経済産業省による「充電インフラ整備促進に関する検討会」がこのほど初会合を開き、充電インフラのあり方について議論を始めた。政府は2030年までに15万基(うち急速充電器3万基)の整備を目指している。検討会の委員からは「適切な場所に、適切な台数を整備すべき」などの意見が出た。
検討会には、充電器関連事業者、高速道路会社、自動車関連団体をはじめ、商業施設、住宅関連業、観光・宿泊業の業界団体も参画。自治体からは東京都が出席した。
公共用の充電設備は今年3月末で国内に約3万基(うち急速充電器は約9千基)ある。ただ、10年前から設置が始まったため、旧世代の充電器の割合が高く、充電器の更新や利便性、稼働率の問題から設置場所ごとに設置をテコ入れする方策を検討する必要性も生じている。また、規制や制度面での課題や、充電事業の自立を促す方策も今後は欠かせない。
初会合では、充電インフラ整備を進めるにあたって抱えるさまざまな課題を共有した。また、高出力化や複数口化など充電器の質的な進化に加え、電動車の車種拡大や車載バッテリーの容量拡大など自動車技術もにらみ、将来の整備目標を検討することも確認した。近年はメーカー専用など非公共充電器も増えており、社会インフラとしてコスト最適化を図る観点も欠かせない。商用車向け充電器への整備も含め、政府の整備目標が見直される可能性もある。
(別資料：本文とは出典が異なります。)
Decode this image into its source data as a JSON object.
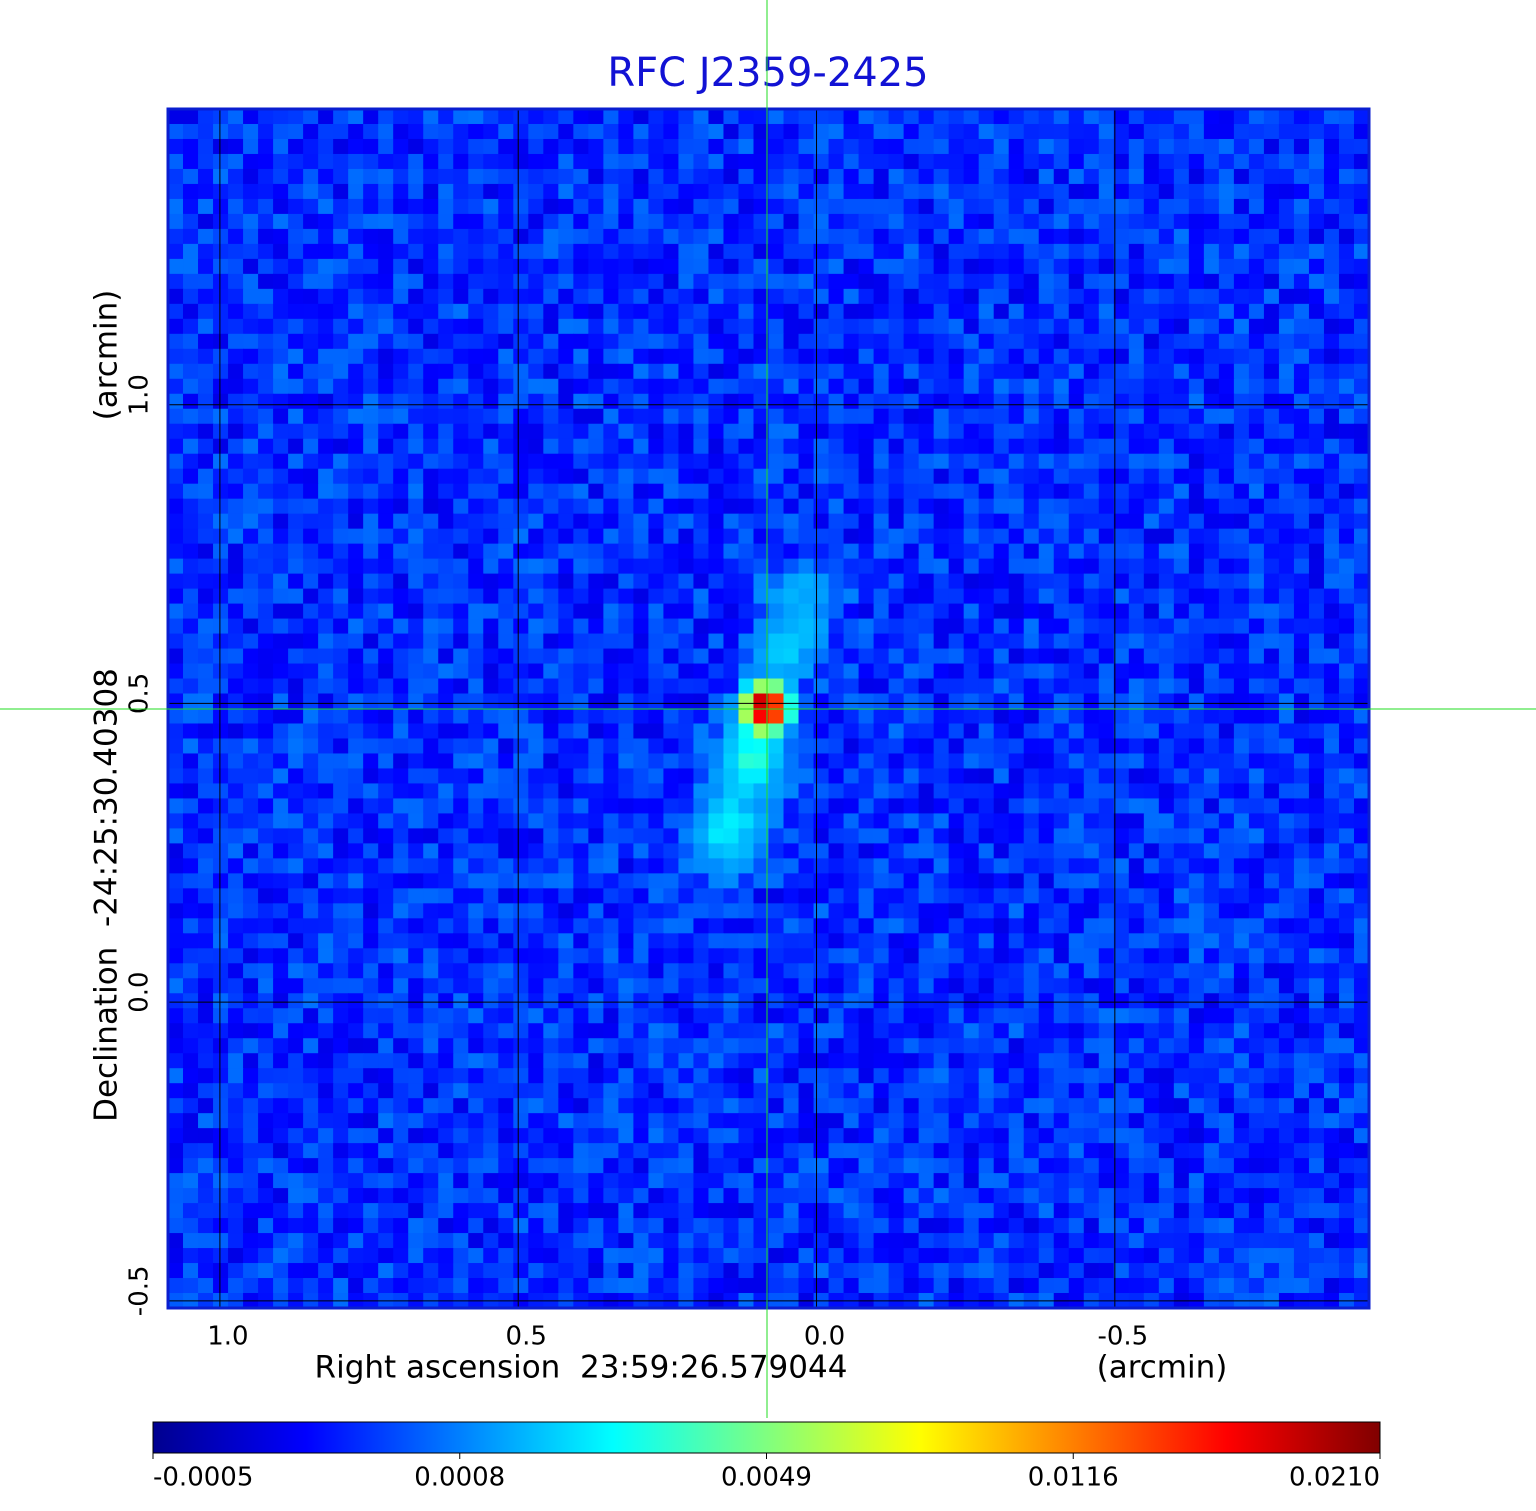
{
  "chart_data": {
    "type": "heatmap",
    "title": "RFC J2359-2425",
    "x_label": "Right ascension  23:59:26.579044",
    "x_unit": "(arcmin)",
    "y_label": "Declination  -24:25:30.40308",
    "y_unit": "(arcmin)",
    "xlim": [
      1.087,
      -0.926
    ],
    "ylim": [
      -0.512,
      1.495
    ],
    "xticks": [
      {
        "value": 1,
        "label": "1.0"
      },
      0.5,
      {
        "value": 0,
        "label": "0.0"
      },
      -0.5
    ],
    "yticks": [
      -0.5,
      {
        "value": 0,
        "label": "0.0"
      },
      0.5,
      {
        "value": 1,
        "label": "1.0"
      }
    ],
    "grid": true,
    "colormap": "jet",
    "colorbar_ticks": [
      -0.0005,
      0.0008,
      0.0049,
      0.0116,
      {
        "value": 0.021,
        "label": "0.0210"
      }
    ],
    "x": [
      0.084,
      0.11,
      0.138,
      0.163,
      0.05,
      0.028
    ],
    "y": [
      0.493,
      0.408,
      0.307,
      0.257,
      0.592,
      0.676
    ],
    "values": [
      0.021,
      0.003,
      0.0015,
      0.0012,
      0.0015,
      0.0012
    ]
  }
}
充電事業の持続可能性を高める上で、現在採用する分単位の時間制課金から使用料に基づく従量制課金への移行も議論の一つとなりそう。電力系統への負荷も含めて議論する必要があり、検討会では、別途設けた「EVグリッドワーキンググループ(WG)」の議論も参考に検討を進めていく。
経産省は今夏にも充電インフラに関するロードマップ(工程表)案をまとめ、9月末にも正式決定する方針。その後、必要に応じて規制緩和や法改正に基づく新制度の創設なども視野に入れる。